Final answer:
The normal force exerted on the book is 9.8067 N, which is calculated using the mass of the book, the acceleration due to gravity, and the cosine of the slope angle (60°).
Step-by-step explanation:
To determine the normal force exerted on the book, we need to consider the forces at play when a book is held on an inclined plane with a slope of 60.0°. The weight of the book (mass times the acceleration due to gravity) acts vertically downward. This weight can be broken down into two components: one perpendicular to the slope (which contributes to the normal force) and one parallel to the slope. The parallel component is counteracted by the horizontal force that keeps the book in equilibrium, and hence does not affect the normal force. The component of the weight perpendicular to the slope is what contributes to the normal force. Thus, with a mass of 2.0 kg and using the value of the acceleration due to gravity (9.8067 m/s²), the normal force can be calculated as the product of the mass, the acceleration due to gravity, and the cosine of the slope angle, which is 60.0° in this case.

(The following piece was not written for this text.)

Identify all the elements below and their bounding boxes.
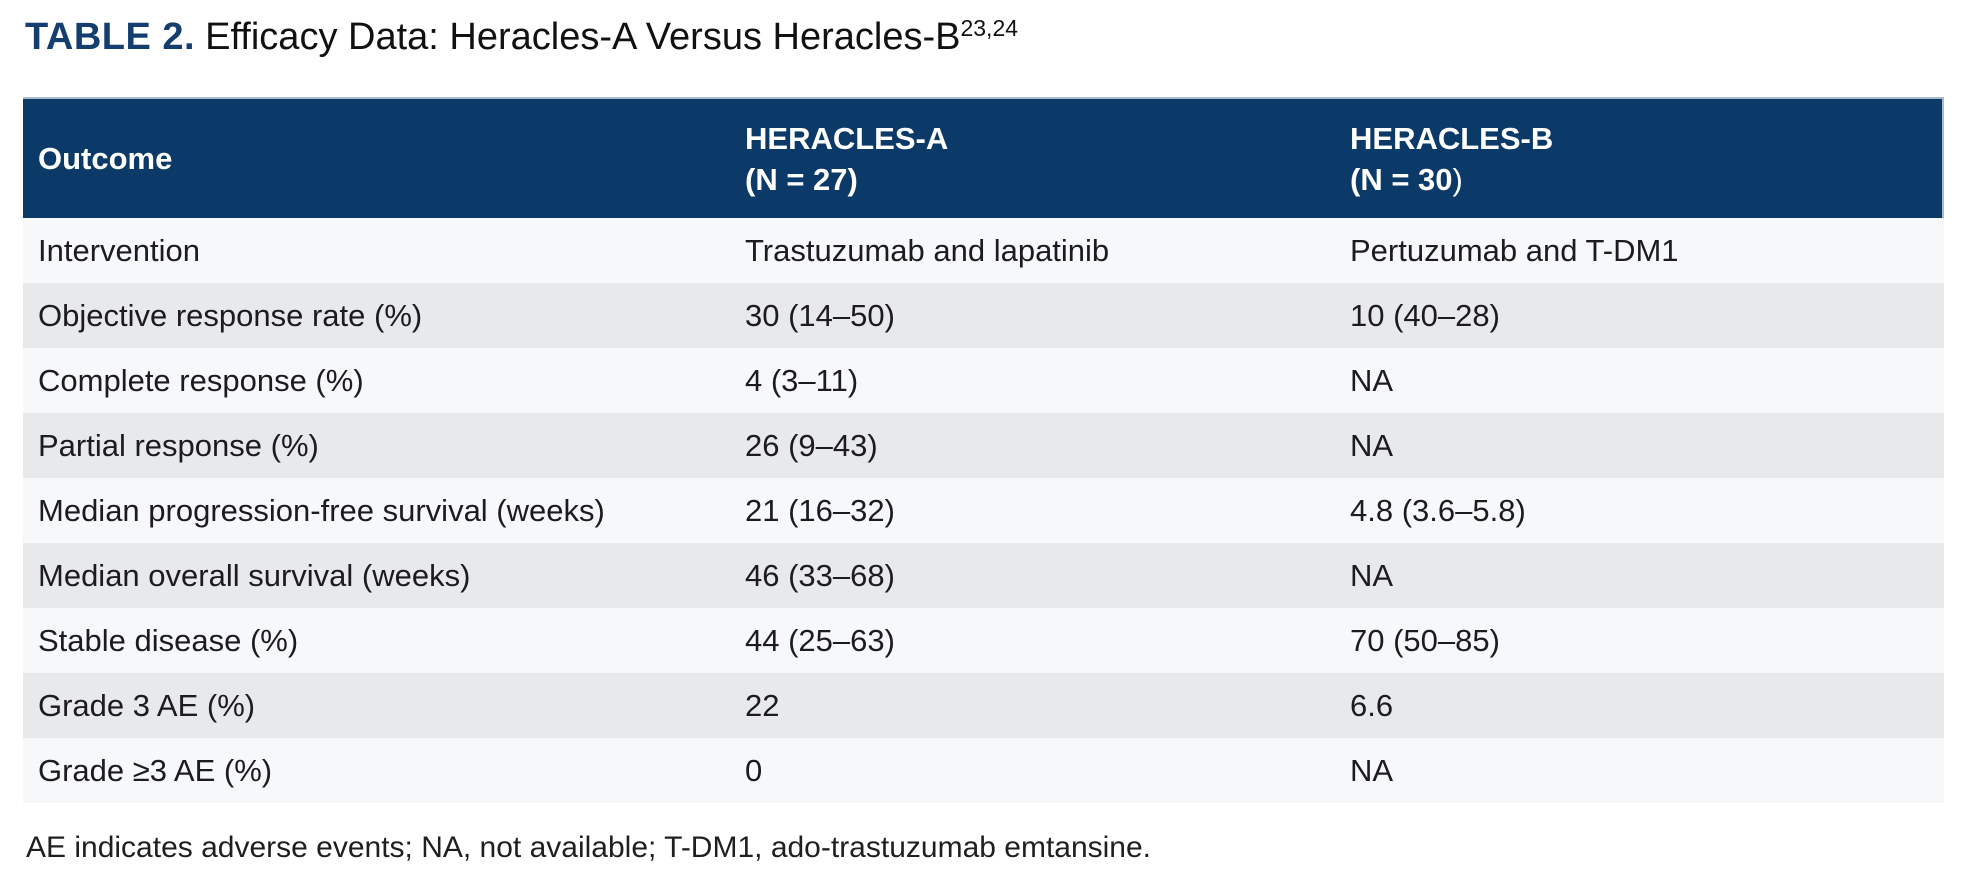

As the book is in equilibrium, the normal force is equal to the weight component perpendicular to the slope. The force due to gravity is Fg = m × g, where m is mass and g is acceleration due to gravity. Therefore:
- Calculate the force due to gravity: Fg = 2.0 kg × 9.8067 m/s² = 19.6134 N
- Determine the perpendicular component: Fg × cos(60°) = 19.6134 N × 0.5 = 9.8067 N
- The normal force is thus 9.8067 N.